La soberbia se define como el deseo desordenado por la propia excelencia. La virtud opuesta a éste vicio, la humildad, es por tanto, una virtud derivada de la templanza por la que el hombre, tiene facilidad para moderar ese apetito desordenado de la propia excelencia, porque recibe luces para entender su pequeñez y su miseria, principalmente con relación a Dios.
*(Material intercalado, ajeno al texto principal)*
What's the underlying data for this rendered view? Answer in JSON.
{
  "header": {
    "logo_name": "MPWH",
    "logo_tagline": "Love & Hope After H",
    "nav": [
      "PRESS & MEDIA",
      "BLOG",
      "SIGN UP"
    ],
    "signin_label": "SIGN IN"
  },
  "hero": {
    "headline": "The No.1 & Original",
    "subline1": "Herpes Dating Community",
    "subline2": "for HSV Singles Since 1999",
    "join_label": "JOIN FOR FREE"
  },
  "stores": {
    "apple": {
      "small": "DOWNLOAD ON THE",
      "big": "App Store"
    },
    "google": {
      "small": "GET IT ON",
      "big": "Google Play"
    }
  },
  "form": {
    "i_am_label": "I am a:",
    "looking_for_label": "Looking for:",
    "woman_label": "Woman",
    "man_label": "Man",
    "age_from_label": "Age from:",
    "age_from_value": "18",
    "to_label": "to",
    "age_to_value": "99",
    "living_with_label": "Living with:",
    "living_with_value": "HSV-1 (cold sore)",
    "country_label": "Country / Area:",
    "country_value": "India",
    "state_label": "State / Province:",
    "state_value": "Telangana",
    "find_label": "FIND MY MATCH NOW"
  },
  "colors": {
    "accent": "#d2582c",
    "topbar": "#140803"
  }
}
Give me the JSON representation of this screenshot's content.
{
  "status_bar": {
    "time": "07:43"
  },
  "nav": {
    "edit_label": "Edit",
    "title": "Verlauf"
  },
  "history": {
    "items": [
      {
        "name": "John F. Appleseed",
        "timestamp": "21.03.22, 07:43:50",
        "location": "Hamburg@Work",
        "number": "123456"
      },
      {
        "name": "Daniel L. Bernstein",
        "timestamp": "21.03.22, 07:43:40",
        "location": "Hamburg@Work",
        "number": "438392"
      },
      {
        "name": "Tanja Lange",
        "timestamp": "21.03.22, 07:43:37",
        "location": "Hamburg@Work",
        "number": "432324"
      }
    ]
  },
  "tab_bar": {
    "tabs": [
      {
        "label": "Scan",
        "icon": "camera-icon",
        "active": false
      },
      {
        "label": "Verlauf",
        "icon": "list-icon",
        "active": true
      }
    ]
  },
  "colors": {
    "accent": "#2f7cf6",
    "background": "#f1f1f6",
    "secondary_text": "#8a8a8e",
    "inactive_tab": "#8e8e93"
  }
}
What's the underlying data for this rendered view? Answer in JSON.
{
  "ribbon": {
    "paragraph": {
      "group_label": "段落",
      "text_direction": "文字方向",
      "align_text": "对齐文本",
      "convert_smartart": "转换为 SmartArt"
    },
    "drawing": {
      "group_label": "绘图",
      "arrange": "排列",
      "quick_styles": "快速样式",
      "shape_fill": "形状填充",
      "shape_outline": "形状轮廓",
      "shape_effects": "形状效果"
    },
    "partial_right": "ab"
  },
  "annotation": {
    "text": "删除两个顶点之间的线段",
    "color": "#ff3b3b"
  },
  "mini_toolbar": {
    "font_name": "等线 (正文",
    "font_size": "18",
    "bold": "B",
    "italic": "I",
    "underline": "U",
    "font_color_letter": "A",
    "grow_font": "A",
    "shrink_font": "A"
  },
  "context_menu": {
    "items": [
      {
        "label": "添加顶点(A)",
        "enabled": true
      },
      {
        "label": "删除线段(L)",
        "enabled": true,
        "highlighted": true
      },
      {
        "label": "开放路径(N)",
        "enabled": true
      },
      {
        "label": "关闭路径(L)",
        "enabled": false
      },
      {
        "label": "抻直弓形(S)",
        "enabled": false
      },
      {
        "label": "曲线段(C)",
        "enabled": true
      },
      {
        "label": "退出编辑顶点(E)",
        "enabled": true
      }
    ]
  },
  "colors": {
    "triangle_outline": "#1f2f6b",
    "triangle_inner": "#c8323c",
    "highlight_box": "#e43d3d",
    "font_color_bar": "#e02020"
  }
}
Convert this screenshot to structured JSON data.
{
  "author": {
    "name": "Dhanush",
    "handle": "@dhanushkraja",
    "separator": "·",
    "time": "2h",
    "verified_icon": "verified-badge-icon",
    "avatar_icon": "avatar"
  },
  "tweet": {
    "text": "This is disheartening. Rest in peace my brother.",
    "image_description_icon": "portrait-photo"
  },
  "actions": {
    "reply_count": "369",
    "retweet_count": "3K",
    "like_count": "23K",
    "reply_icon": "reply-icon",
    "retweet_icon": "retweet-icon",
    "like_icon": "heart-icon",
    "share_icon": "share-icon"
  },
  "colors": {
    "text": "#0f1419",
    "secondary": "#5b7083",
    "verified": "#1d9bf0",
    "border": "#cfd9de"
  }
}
Santo Tomás afirma en la Summa: “La humildad significa cierto laudable rebajamiento de sí mismo, por convencimiento interior”.

¡Oh Jesús! Manso y Humilde de Corazón,
escúchame:

del deseo de ser reconocido,
líbrame Señor (usar esta respuesta de ahora en adelante)

del deseo de ser estimado…
del deseo de ser amado…
del deseo de ser ensalzado…
del deseo de ser alabado…
del deseo de ser preferido…
del deseo de ser consultado…
del deseo de ser aprobado…
del deseo de quedar bien…
del deseo de recibir honores…
del temor de ser criticado…
del temor de ser juzgado…
del temor de ser atacado…
del temor de ser humillado…
del temor de ser despreciado…
del temor de ser señalado…
del temor de perder la fama…
del temor de ser reprendido…
del temor de ser calumniado…
del temor de ser olvidado…
del temor de ser ridiculizado…
del temor de la injusticia…
del temor de ser sospechado.

 

Jesús, concédeme la gracia de desear:
-que los demás sean más amados que yo,
-que los demás sean más estimados que yo,
-que en la opinión del mundo, otros sean engrandecidos y yo humillado,
-que los demás sean preferidos y yo abandonado,
-que los demás sean alabados y yo menospreciado,
-que los demás sean elegidos en vez de mí en todo,
-que los demás sean más santos que yo, siendo que yo me santifique debidamente.